De ce monceau de dogmes évanouis subsiste néanmoins une idéologie moderne. Sans se prévaloir des idéologies passées, elle en porte les traces, certaines manies, des habitudes ou des stratagèmes. Mais cette idéologie moderne se défend d'être une idéologie. Elle s'efforce de paraître débarrassée de tout ce qui constituait une idéologie, et elle sait faire illusion. A force de masques et de dénégations, elle parvient à faire douter de son existence. Nous pourrions l'arracher à son ombre pour la faire passer aux aveux : elle ne se déroberait pas. Même si elle disait haut et fort de quoi elle est faite, de quelles pensées inavouables, de quelle ambition, de quelle soif d'hégémonie, nous ne serions pas plus avancés. Car si cette idéologie ne se montre pas, c'est qu'elle n'en a pas besoin. Contrairement au christianisme, au communisme ou au fascisme, elles se dispense des pompes de la terreur. Elle ne nous force ni à prier ni à nous taire. C'est qu'elle s'est insinuée partout, jusque dans les petites choses. Elle s'exprime par bribes, et dans le murmure. Elle ne paraît jamais d'un bloc, d'un visage. On ne l'identifie pas, ou mal. Elle tergiverse, finasse, se pare de la plus grande confusion possible. C'est dans le brouhaha qu'elle se sent chez elle.

Imperceptiblement, insidieusement, elle s'est mise dans notre langage, dans nos coutumes, dans nos jugements et dans notre façon d'appréhender la réalité, à commencer par l'Histoire. Or, c'est précisément de cette Histoire, de ce mouvement entre passé, présent et avenir que veut nous priver l'idéologie moderne. Elle omet sciemment le passé pour mieux se vautrer dans le présent, un présent qui doit coûte que coûte faire oublier l'avenir. L'avenir : n'oublions pas que les idéologies du XXème siècle se sont acharnées à oublier le présent pour s'oublier dans la promesse d'un avenir, forcément meilleur, forcément radieux.

Aujourd'hui, l'avenir est avant tout une menace, un monde mauvais et périlleux qu'il faut ôter de notre esprit. pour cela, il suffit de provoquer son oubli. Et, dès lors que l'avenir est oublié, on peut oublier le passé.

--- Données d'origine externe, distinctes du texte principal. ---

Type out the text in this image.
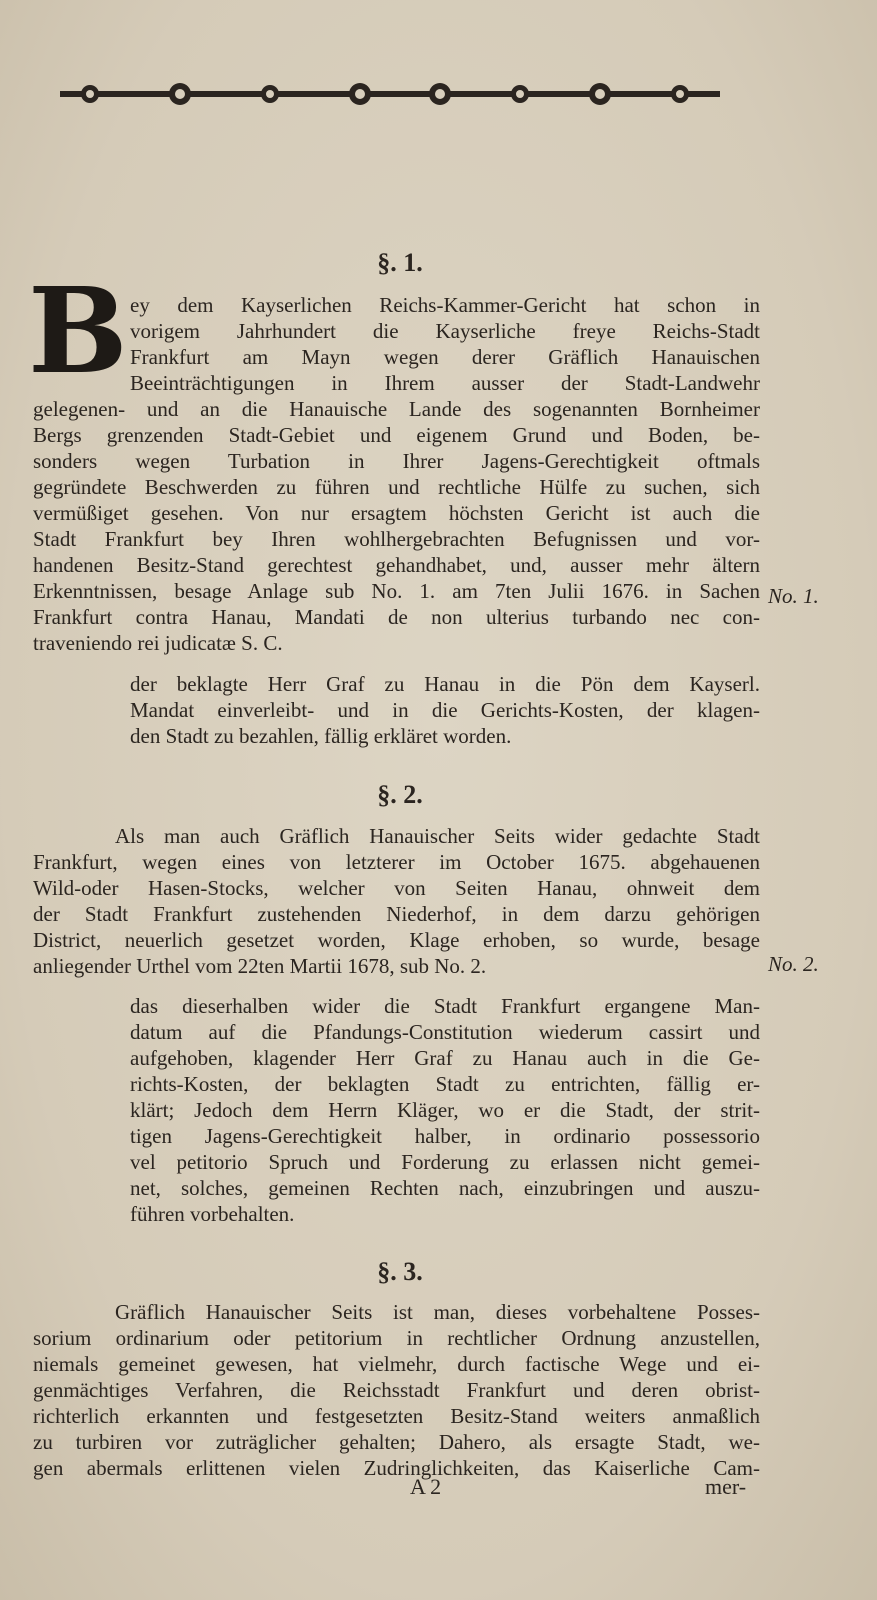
§. 1.
B ey dem Kayserlichen Reichs-Kammer-Gericht hat schon in
vorigem Jahrhundert die Kayserliche freye Reichs-Stadt
Frankfurt am Mayn wegen derer Gräflich Hanauischen
Beeinträchtigungen in Ihrem ausser der Stadt-Landwehr
gelegenen- und an die Hanauische Lande des sogenannten Bornheimer
Bergs grenzenden Stadt-Gebiet und eigenem Grund und Boden, be-
sonders wegen Turbation in Ihrer Jagens-Gerechtigkeit oftmals
gegründete Beschwerden zu führen und rechtliche Hülfe zu suchen, sich
vermüßiget gesehen. Von nur ersagtem höchsten Gericht ist auch die
Stadt Frankfurt bey Ihren wohlhergebrachten Befugnissen und vor-
handenen Besitz-Stand gerechtest gehandhabet, und, ausser mehr ältern
Erkenntnissen, besage Anlage sub No. 1. am 7ten Julii 1676. in Sachen
Frankfurt contra Hanau, Mandati de non ulterius turbando nec con-
traveniendo rei judicatæ S. C.
No. 1.
der beklagte Herr Graf zu Hanau in die Pön dem Kayserl.
Mandat einverleibt- und in die Gerichts-Kosten, der klagen-
den Stadt zu bezahlen, fällig erkläret worden.
§. 2.
Als man auch Gräflich Hanauischer Seits wider gedachte Stadt
Frankfurt, wegen eines von letzterer im October 1675. abgehauenen
Wild-oder Hasen-Stocks, welcher von Seiten Hanau, ohnweit dem
der Stadt Frankfurt zustehenden Niederhof, in dem darzu gehörigen
District, neuerlich gesetzet worden, Klage erhoben, so wurde, besage
anliegender Urthel vom 22ten Martii 1678, sub No. 2.	No. 2.
das dieserhalben wider die Stadt Frankfurt ergangene Man-
datum auf die Pfandungs-Constitution wiederum cassirt und
aufgehoben, klagender Herr Graf zu Hanau auch in die Ge-
richts-Kosten, der beklagten Stadt zu entrichten, fällig er-
klärt; Jedoch dem Herrn Kläger, wo er die Stadt, der strit-
tigen Jagens-Gerechtigkeit halber, in ordinario possessorio
vel petitorio Spruch und Forderung zu erlassen nicht gemei-
net, solches, gemeinen Rechten nach, einzubringen und auszu-
führen vorbehalten.
§. 3.
Gräflich Hanauischer Seits ist man, dieses vorbehaltene Posses-
sorium ordinarium oder petitorium in rechtlicher Ordnung anzustellen,
niemals gemeinet gewesen, hat vielmehr, durch factische Wege und ei-
genmächtiges Verfahren, die Reichsstadt Frankfurt und deren obrist-
richterlich erkannten und festgesetzten Besitz-Stand weiters anmaßlich
zu turbiren vor zuträglicher gehalten; Dahero, als ersagte Stadt, we-
gen abermals erlittenen vielen Zudringlichkeiten, das Kaiserliche Cam-
A 2	mer-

Mais on ne saurait faire disparaître complètement le passé. Il doit donc apparaître tel que le présent puisse le supporter : un passé éloigné, flou, fait de perruques royales, de victoire navales, de conquêtes triomphales. Il ne doit en rester que des dates magistrales, des batailles héroïques et des splendeurs muséifiées. C'est par ce travestissement du passé et ce rejet de l'avenir que l'idéologie moderne se constitue et agit comme une idéologie. Elle procède avec une violence tout en raffinement, sans jamais avouer sa besogne qui consiste à abolir systématiquement le mouvement de l'Histoire. C'est une technique d'aveuglement, une technique qui a fait ses preuves. C'est désormais en aveugles que nous appréhendons le monde. Nous somme dans une étrange nuit, une nuit qui ne commence pas et ne finit pas, puisqu'elle n'a ni passé ni avenir. Et dans cette nuit, nous sommes comme suspendus dans le présent. Mieux : nous nous y réfugions, comme dans un cocon..."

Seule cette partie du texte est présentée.